Thursday, March 30, 2006

"Boys & Flowers" Exhibition at Western Bridge Gallery : Mar 30 - Aug 12

PAUL MORRISON


Western Bridge Gallery Site

Kutlug Ataman: The Four Seasons of Veronica Read
Scott McFarland: Photographs
Jeffry Mitchell: New Installation
Paul Morrison: Mesophyte
Kirsten Stoltmann: Boys and Flowers
Universal Nonlinear Design: Make Believe
Stephen Vitiello: Hea - Sound Installation

Works by Nobuyoshi Araki, Morris Graves, Jim Lockwood, Robert Mapplethorpe, Roy McMakin, Cristina Lei Rodriguez, Glenn Rudolph, Michael Velliquette, Paul Wonner, Amir Zaki.

Titled after a video by Kirsten Stoltmann, Boys and Flowers features new commissions from Paul Morrison, Jeffry Mitchell, and Universal Nonlinear Design, a four-channel video installation by Kutlug Ataman, a sound installation by Stephen Vitiello, and a variety of botanical masculinity in photography and works on paper from the collection.

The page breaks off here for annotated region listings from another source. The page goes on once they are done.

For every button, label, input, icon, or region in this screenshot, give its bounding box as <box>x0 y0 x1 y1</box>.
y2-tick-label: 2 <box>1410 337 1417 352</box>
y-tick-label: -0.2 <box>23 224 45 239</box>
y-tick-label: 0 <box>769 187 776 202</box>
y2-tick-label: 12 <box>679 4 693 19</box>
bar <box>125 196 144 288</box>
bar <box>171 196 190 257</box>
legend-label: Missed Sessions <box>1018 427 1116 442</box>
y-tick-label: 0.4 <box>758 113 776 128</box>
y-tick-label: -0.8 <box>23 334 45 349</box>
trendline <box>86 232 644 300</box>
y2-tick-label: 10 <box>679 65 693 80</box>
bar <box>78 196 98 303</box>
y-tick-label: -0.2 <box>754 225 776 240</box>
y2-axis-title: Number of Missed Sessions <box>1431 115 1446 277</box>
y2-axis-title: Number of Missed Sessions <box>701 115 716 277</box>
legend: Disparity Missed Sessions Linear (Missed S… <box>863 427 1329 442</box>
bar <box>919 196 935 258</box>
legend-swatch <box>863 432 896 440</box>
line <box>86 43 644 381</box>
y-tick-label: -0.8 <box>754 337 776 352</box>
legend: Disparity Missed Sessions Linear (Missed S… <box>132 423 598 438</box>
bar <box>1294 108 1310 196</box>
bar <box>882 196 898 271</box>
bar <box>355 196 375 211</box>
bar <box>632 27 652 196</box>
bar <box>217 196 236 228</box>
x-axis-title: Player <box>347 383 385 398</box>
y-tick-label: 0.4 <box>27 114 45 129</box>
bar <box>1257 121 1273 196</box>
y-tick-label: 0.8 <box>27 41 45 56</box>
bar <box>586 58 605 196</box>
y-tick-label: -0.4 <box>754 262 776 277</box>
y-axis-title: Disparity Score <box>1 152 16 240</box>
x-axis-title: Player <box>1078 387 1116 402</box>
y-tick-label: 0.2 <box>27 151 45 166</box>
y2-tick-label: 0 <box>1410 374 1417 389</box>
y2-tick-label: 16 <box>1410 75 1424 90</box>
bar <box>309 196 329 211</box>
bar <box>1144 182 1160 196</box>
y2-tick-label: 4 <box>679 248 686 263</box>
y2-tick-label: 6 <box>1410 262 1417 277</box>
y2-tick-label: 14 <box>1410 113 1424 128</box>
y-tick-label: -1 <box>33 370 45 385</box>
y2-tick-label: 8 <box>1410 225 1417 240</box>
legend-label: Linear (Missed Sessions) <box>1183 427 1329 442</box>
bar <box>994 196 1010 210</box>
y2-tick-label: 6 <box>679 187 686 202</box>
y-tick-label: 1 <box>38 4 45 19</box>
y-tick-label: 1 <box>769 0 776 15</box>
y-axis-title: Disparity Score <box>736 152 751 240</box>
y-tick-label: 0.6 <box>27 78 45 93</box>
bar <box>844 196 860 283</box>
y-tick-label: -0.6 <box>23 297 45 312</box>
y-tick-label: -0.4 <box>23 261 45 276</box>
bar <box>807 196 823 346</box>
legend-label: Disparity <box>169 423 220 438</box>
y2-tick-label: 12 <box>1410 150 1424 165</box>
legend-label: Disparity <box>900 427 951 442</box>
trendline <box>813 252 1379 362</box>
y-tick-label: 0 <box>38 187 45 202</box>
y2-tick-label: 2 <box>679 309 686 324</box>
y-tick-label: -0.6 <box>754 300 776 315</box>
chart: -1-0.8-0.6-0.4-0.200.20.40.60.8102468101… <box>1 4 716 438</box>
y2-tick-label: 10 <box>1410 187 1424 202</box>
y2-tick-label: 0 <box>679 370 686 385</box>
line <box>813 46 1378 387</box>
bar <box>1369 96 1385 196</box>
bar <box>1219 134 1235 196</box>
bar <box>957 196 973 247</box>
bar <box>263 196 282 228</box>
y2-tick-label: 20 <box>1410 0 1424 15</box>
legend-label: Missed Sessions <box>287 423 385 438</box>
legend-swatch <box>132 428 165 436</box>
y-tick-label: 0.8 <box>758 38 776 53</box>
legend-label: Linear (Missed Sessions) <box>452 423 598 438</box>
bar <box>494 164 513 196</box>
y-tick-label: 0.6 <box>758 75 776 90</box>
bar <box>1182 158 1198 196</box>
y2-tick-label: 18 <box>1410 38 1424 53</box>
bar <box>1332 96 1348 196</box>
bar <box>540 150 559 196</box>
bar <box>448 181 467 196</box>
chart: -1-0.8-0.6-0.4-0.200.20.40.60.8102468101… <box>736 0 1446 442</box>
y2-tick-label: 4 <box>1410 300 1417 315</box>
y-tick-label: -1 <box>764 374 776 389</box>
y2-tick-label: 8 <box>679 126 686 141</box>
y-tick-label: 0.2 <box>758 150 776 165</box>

Covering all four walls of our large gallery, Morrison's mesophyte mixes naturalistic and cartoonish floral and landscape imagery. Stumps, firs, pulled weeds, garden flowers, set out of perspective with a continuous horizon line, create a thrillingly artificial world of nature.

Jeffry Mitchell's new installation juxtaposes a handmade Japanese byobu screen of molded paper with a vitrine containing ceramics in the vein of Chinese funerary sculpture—though this particular tomb is for a soon-to-be closed Seattle bathhouse, Club Zodiac.

Seattle architecture firm Universal Nonlinear Design presents a proposal to raise a section Seattle's Denny Park to its original height before the Regrade, some 60 feet above its current elevation. An architectural model is shown with work referring to the movie Parallax View and the work of Carl Andre and Michael Heizer.

Kutlug Ataman's Four Seasons of Veronica Read, a four-channel projected video installation, obsesses over an obsessive collector, an English woman who maintains nearly a thousand Amaryllis bulbs in her small London flat despite being seriously allergic to them.

Wednesday, March 8, 2006

Godard "The Cinema Alone" Series at NWFF Mar 17-22

GODARD

NWFF Godard "Cinema Alone" Site

GODARD

Yeah! Finally "Histoire(s) du Cinema" playing in Seattle.
This is the one that had a East Coast run last year and I was bummed it never made it to our little town.

From the NWFF site:

Throughout his career, no filmmaker has more consistently, or more adventurously, redefined our very conception of the cinema than Jean-Luc Godard. From his earth-shattering debut with BREATHLESS and the remarkable string of sketches, experiments and full-fledged masterpieces that followed, Godard has confirmed time and time again that not only is he the world's greatest living filmmaker, he's also the most dangerous. Godard parlayed the success of BREATHLESS into a career of hugely innovative, corrosively brilliant films that introduced a kind of poetry to the cinema unlike anything that came before it. More than any other filmmaker, Godard has continued to blaze forward, always searching for news to approach filmmaking with video being a particularly fertile source of inspiration. Northwest Film Forum is proud to celebrate the man and his work with the Seattle Premiere of his HISTOIRE(S) DU CINEMA, along with rare screenings of some of his most treasured works from throughout his career. All films in French with English subtitles.